It's funny that Crystal Logic has become the most popular album among Manilla Road devotees, when it's really a one-off in the band's discography. After three albums of the band struggling to find their sound (album number two, Mark Of The Beast was shelved for over twenty years, rather unfairly in my opinion) the band took the first real steps towards the epic metal niche they've occupied ever since. However, Crystal Logic has a sloppy, knockabout quality that's absent from their other releases. I suppose it still sounds like the same band who would go on to release Open The Gates and The Deluge (though it's actually not, drummer Rick Fisher making his last appearance here), but imagine them playing messy heavy metal that comes straight from the heart. And that's the magic behind Crystal Logic. Even though everything about the record is a bit amateurish, right down to the cover art (that is the most bizarrely skewed perspective I have ever seen) the songs have so much charm that any fan of metal will be grinning like a fool from the opening chords of Necropolis to the last dying notes of Dreams Of Eschaton.

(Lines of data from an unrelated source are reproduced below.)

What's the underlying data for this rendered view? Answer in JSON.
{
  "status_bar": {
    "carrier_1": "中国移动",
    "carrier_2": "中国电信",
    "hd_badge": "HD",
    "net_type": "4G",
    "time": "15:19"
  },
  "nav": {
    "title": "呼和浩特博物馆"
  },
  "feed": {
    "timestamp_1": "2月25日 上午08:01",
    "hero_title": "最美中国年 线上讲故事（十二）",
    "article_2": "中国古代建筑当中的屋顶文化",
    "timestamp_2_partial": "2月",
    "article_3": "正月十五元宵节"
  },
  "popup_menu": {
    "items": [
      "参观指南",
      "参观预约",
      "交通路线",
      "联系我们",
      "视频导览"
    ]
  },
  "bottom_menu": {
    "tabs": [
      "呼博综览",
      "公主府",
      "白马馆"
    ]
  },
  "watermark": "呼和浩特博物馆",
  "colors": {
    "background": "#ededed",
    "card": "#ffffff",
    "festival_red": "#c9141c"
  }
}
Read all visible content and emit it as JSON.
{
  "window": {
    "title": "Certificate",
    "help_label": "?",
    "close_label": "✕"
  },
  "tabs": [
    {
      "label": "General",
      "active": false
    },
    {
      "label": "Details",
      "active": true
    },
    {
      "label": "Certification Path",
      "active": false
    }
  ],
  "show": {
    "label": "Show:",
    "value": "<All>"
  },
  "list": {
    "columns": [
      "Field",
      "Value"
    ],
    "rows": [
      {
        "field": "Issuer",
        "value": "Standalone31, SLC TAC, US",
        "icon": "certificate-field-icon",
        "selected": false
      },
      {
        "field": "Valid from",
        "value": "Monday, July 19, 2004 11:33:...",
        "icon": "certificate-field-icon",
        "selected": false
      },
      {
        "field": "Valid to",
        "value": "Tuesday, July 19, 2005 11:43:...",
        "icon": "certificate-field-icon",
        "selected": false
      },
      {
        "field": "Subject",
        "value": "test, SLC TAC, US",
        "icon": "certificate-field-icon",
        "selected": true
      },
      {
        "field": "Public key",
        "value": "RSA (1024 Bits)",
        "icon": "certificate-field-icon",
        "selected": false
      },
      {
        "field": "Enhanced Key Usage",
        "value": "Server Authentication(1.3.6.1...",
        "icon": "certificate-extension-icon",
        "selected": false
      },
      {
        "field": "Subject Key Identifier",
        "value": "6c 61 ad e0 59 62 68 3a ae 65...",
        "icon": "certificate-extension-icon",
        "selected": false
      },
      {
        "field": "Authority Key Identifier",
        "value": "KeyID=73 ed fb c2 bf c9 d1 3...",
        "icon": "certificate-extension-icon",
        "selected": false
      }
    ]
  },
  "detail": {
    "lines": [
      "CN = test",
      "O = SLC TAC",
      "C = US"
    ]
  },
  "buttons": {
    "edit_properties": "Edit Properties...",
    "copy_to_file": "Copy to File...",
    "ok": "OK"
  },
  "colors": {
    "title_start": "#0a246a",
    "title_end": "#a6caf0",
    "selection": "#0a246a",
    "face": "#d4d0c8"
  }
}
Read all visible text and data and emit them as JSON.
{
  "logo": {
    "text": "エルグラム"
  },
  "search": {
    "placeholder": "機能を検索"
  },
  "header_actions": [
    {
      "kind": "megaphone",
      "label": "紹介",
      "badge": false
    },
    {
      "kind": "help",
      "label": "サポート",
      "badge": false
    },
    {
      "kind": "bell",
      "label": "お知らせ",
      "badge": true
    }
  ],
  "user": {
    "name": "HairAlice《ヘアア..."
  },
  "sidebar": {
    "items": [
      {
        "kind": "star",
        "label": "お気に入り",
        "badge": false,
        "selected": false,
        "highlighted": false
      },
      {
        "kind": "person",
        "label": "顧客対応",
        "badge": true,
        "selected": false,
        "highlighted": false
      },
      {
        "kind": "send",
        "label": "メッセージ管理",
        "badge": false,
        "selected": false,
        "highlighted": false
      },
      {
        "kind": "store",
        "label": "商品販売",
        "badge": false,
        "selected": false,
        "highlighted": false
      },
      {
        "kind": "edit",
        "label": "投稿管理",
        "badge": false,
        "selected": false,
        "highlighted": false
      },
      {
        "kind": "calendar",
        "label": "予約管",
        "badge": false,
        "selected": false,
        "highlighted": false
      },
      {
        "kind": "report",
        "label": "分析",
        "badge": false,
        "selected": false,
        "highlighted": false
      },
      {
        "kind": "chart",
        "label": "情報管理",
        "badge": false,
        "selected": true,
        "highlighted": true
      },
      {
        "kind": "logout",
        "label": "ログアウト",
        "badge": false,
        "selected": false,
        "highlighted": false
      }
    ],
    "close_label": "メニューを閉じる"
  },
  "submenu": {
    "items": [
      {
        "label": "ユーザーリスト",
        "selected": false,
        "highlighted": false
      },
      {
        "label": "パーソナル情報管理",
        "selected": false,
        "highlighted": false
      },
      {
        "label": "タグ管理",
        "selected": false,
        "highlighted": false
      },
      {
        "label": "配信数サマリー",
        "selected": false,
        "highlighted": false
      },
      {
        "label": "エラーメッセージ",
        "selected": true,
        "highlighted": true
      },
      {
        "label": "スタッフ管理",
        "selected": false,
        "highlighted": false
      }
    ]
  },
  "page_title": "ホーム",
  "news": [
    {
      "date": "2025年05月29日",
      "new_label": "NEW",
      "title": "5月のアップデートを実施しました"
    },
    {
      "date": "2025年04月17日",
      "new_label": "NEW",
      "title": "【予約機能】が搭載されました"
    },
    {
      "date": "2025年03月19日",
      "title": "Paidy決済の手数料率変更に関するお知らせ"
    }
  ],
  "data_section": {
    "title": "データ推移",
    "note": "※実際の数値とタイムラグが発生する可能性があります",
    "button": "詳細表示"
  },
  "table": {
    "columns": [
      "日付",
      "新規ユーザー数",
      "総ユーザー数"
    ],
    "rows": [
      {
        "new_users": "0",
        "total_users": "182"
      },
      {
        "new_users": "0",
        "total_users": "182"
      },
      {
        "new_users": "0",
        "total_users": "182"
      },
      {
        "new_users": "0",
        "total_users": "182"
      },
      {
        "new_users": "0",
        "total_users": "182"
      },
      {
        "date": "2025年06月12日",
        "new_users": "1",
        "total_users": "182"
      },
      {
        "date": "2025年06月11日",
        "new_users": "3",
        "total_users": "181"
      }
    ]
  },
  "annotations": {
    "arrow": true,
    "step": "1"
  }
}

After a weird ambient intro, that nods to the bizarre experimentation that took place just two years previous on Mark Of The Beast, Necropolis kicks in, and we, the listeners are treated to forty minutes of absolutely top-flight metal (well, Feeling Free Again is a bit iffy, but it's short). Mark Shelton proves once again why he is one of metal's riff gods, creating songs that are almost perfectly written. Interestingly enough, one of the highlight tracks here was originally left off the album. The gonzoid Flaming Metal Systems was sent out to record companies to demonstrate the band's new sound, and made an appearance on the U.S Metal Vol.III compilation. However, it didn't make it onto the album. Although it's technically a bonus track it's stuck right in the meat of the album, but it works. It fits in perfectly with the speedier, catchier first side, and remains a live staple to this day, the band often using it to open their shows.
The second side is a heavier, doomier affair, a thick Black Sabbath influence permeating the songs. They still have just as much charm though. Veils Of Negative Existence has an absolute belter of a chorus, being one of the more sing-along moments in the Manilla Road catalogue. Speaking of singing, this is by far Mark Shelton's finest vocal performance. Maybe it's because the music is a little more vocal-oriented than normal, but he really does sound great here. Unfortunately, his voice would never be quite right after this record.
Every Manilla Road album needs an epic, and Crystal Logic is no exception. Dreams Of Eschaton (the title being another nod to Mark Of The Beast, as the record was intended to go by that moniker) is a 10-minute behemoth, starting of as a rare moment of tranquillity before bursting into the heaviest track the band had done to date. It's the perfect closer, and one of the true anthems of the Manilla Road canon.
As the chilling laughter that closes the record dies down, we're immediately left wanting more. And the band have far more to offer us, having produced 14 albums. All of them have some form of merit or other, but even after 25 years, Crystal Logic is the defining album of the real gods of true metal. Up the hammers!